After nightfall, it was the return of the film, “The Peloton Project” at the Franco-American Heritage Center. Admission: free. Crowds: big. Film: heartwarming, as always.

Later, if you had an ounce of energy left, the official Dempsey Challenge after-party got underway at Gritty’s in Auburn, with live music, Courage Ale and Twenty 2 Vodka. One dollar from every pint of Twenty 2 Vodka Signature drink sold will be donated to the Dempsey Center.

As happens every year, local folks found themselves mingling with people from faraway places — people who were new to the Dempsey Challenge or coming back for the fourth or fifth time.

“So many people come from all over the country — all over the world, really — and we want to give them something that’s uniquely Maine,” said Andrea McNulty, an event assistant who was working the crowds at the Atrium late Friday afternoon.

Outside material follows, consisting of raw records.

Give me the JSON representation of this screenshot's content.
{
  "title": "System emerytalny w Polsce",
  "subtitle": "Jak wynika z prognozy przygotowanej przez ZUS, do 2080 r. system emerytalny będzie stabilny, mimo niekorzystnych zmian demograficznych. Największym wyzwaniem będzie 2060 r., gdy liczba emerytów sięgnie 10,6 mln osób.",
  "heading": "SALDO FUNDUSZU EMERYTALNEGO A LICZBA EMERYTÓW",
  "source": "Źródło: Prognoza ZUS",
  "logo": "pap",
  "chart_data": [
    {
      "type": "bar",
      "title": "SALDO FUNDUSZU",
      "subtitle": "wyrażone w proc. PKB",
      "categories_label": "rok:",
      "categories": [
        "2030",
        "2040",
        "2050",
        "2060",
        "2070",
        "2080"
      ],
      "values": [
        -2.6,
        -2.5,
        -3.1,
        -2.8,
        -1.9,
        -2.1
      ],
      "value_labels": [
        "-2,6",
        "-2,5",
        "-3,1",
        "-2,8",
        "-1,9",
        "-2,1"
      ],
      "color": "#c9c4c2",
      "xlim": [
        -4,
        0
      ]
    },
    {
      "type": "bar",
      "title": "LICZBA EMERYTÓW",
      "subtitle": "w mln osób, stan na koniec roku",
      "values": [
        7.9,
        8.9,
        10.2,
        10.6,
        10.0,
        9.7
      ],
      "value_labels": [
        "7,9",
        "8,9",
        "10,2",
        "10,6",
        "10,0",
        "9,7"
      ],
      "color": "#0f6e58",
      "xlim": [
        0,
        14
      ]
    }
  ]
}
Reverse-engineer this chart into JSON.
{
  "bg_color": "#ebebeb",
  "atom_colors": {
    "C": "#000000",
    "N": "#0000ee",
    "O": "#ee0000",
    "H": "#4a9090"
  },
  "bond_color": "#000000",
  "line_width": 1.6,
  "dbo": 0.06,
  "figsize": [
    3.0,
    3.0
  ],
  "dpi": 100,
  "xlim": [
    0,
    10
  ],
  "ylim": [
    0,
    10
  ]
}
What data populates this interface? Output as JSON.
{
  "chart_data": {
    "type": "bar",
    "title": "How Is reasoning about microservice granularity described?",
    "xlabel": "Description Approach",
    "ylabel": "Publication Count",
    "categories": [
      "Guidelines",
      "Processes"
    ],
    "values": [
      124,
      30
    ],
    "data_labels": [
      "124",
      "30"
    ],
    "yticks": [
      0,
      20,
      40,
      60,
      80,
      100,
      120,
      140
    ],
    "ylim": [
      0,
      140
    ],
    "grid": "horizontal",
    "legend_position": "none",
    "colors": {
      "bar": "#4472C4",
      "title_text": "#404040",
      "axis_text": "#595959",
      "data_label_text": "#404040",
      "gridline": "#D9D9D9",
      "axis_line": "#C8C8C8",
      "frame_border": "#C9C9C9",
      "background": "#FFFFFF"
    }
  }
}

Well, there was that — from lobster to blueberries, the Friday night event had a definitive Maine flavor. And there’s one more Maine thing — an East Coast thing, really — that will come into play later in the weekend when all those bikes get rolling and all those joggers start hoofing along.

“I’m only good for 10 miles or so,” said Lisa Uecker, who’s accustomed to the flat terrain of her home in Wisconsin. “You guys have hills up here!”